Нудл
8 марта 2020 г. в 20:00
— Эй, лапша! — Мёрдок умело и резко свистит в сторону стайки писклявых детей за забором посольской школы, заложив в рот два грязных пальца. — Мелочь! Рассел ждёт дома!
У Нудл ясные глаза, неспелые пальцы, самим богом созданные для гитарных жил, пока что плохой английский говор с ужасным акцентом, — ещё хуже, чем у Рассела, а ведь тот янки, да ещё и ниггер, — и молочные коренные зубы, и в её жёстких волосах гуляет ветер.
— Дай! — Нудл подбегает, серьёзно смотрит в глаза, задрав голову, и лезет в карман кожаной куртки, запуская руку в пачку сухарей.
— Моё, лапша!
— В школе говорят, что надо делиться.
— Мало ли что там спиздануть могут!
— В школе плохо не говорят. Дай!
Ох, малолетки.

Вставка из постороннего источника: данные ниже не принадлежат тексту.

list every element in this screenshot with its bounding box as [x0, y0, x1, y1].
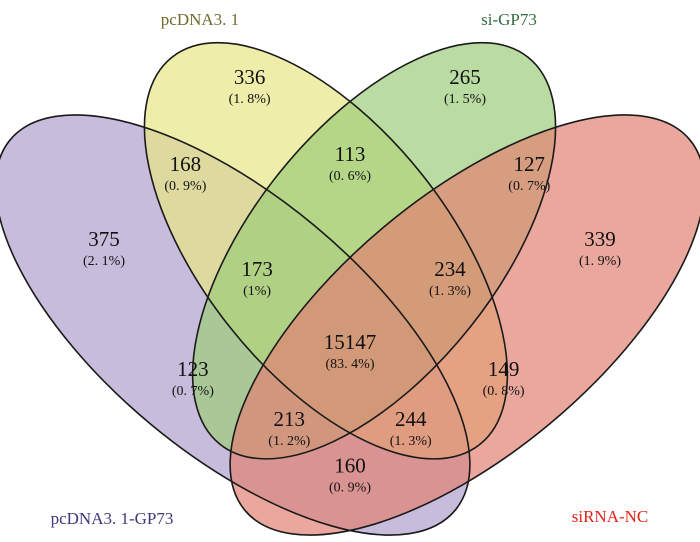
- svg-text:(1. 3%): (1. 3%): [390, 434, 432, 449]
- svg-text:375: 375: [88, 227, 120, 251]
- svg-text:(1. 9%): (1. 9%): [579, 254, 621, 269]
- svg-text:213: 213: [274, 407, 306, 431]
- svg-text:(83. 4%): (83. 4%): [326, 357, 375, 372]
- svg-text:127: 127: [514, 152, 546, 176]
- svg-text:(0. 9%): (0. 9%): [329, 480, 371, 495]
- svg-text:(1%): (1%): [243, 284, 271, 299]
- svg-text:(0. 8%): (0. 8%): [483, 384, 525, 399]
- svg-text:pcDNA3. 1: pcDNA3. 1: [161, 10, 239, 29]
- svg-text:(0. 6%): (0. 6%): [329, 169, 371, 184]
- svg-text:(2. 1%): (2. 1%): [83, 254, 125, 269]
- svg-text:160: 160: [334, 453, 366, 477]
- svg-text:113: 113: [335, 142, 366, 166]
- svg-text:173: 173: [241, 257, 273, 281]
- svg-text:(1. 3%): (1. 3%): [429, 284, 471, 299]
- svg-text:(1. 8%): (1. 8%): [229, 92, 271, 107]
- svg-text:siRNA-NC: siRNA-NC: [572, 507, 649, 526]
- svg-text:si-GP73: si-GP73: [481, 10, 537, 29]
- svg-text:244: 244: [395, 407, 427, 431]
- svg-text:(0. 7%): (0. 7%): [508, 179, 550, 194]
- svg-text:123: 123: [177, 357, 209, 381]
- svg-text:336: 336: [234, 65, 266, 89]
- svg-text:168: 168: [170, 152, 202, 176]
- svg-text:(0. 9%): (0. 9%): [164, 179, 206, 194]
- svg-text:339: 339: [584, 227, 616, 251]
- svg-text:234: 234: [434, 257, 466, 281]
- svg-text:pcDNA3. 1-GP73: pcDNA3. 1-GP73: [51, 509, 174, 528]
- svg-text:265: 265: [449, 65, 481, 89]
- svg-text:15147: 15147: [324, 330, 377, 354]
- svg-text:149: 149: [488, 357, 520, 381]
- svg-text:(1. 5%): (1. 5%): [444, 92, 486, 107]
- svg-text:(0. 7%): (0. 7%): [172, 384, 214, 399]
- svg-text:(1. 2%): (1. 2%): [268, 434, 310, 449]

Надо бы, пожалуй, раскошелиться на оплату секции по борьбе, — будто у всех троих до черта времени, чтобы вот так каждый день забирать её из школы.
Мёрдок выгребает из джинсов начатую пачку сигарет и шарит в куртке, — зажигалка, как всегда, лежит в верхнем кармане на пару с ключами.
— Хрен с тобой, ешь, обжора.
Нудл с довольным видом хрустит сухарями и, почесав носком ботинка заголившуюся бледную икру, идёт следом.
Мёрдок курит, пока Нуддл жуёт его закуску к пиву, и их обоих это вполне устраивает.
Не подружка, не названая дочь, не сестрёнка, одно сплошное «не», — непонятно кто вообще. Девчонка, чёртова лапша, джап, малявка, заноза, хрен знает, сколько всего ещё можно перебрать, — видит ад и небо, Мёрдок Никкалз — Мёрдок-взломщик, Мёрдок-вор, Мёрдок-сатанист, Мёрдок, в чьей голове звенят струны бессчётных мелодий, — к любому может на ходу подобрать дюжину ключей. Вот только Нудл — другая. Ни одно, определённое — один ключ, да насрать, хоть бы отмычка какая несчастная, — не подбирается.
Нудл — это Нудл, ни больше, ни меньше. Нудл, и всё.
Чужая-своя-сама собственная девчонка из ящика для перевозки партии лапши, подобранная в Энфилде во время дождя, уже три недели ходит в школу при японском посольстве и носит фамилию лучшего в Великобритании: другого Мёрдок бы, разумеется, не выбрал, — барабанщика Рассела Хоббса. Никто не даст чужому ребёнку, пусть и самому завалящему, фамилию Никкалз, запечатанную пьянством, сигаретами, четырёхлетней отсидкой за кражу со взломом, сотней штрафов и клеймом чёрной пентаграммы с головой козла. Не фамилия, а ожог калёным железом на коже. Вовек не отмоешься.
Мёрдок выдыхает дым, задрав голову, выкидывает окурок через плечо и, сунув большие пальцы за отвёрнутые карманы потёртых джинсов, с неподражаемой грацией пинает банку от джина.
— Мёрдок, почему некоторые плитки красные?
— Потому что серые — это скучно.
— А-а! — Нуддл, легко приняв его ленивое объяснение, разгрызает последний сухарь и скачет по плиткам. — Мёрдок! Догонишь?
— Ле-е-ень…
Мёрдок смотрит на неё, забыв о пачке «Соверена» в одном кармане и почти пустом пакете сухарей в другом, — думал же оставить их на закуску под холодное пиво, когда пальцы ноют от струн, так нет, извольте! — а Нудл, махнув через две плитки сразу, ловко размахивает руками и смеётся.
— Мёрдок, убегу! Догони!
Мёрдоку идёт четвёртый десяток, у него никогда не было постоянной подружки, и он, в общем-то, никогда не любил детей. У японской лапши с криво отросшей стрижкой — оцарапанные колени, обрезанные перчатки и ботинки, скроенные на мальчишек. Вылезла из ящика, сцапала за край куртки и влезла в их дверь, даже отмычек не понадобилось. Бандитка.
А ей, наверное, даже двенадцати нет.
— Мёрдок! — кричит Нудл, и Мёрдок, сплюнув в сторону и попав кому-то на ботинки, срывается с места.
— Сукин сын! — кричит вслед побагровевший клерк, вытирая потный лоб. — Я их утром чистил!
Мёрдок, не оглядываясь, вскидывает непристойный жест к мокрому лондонскому небу.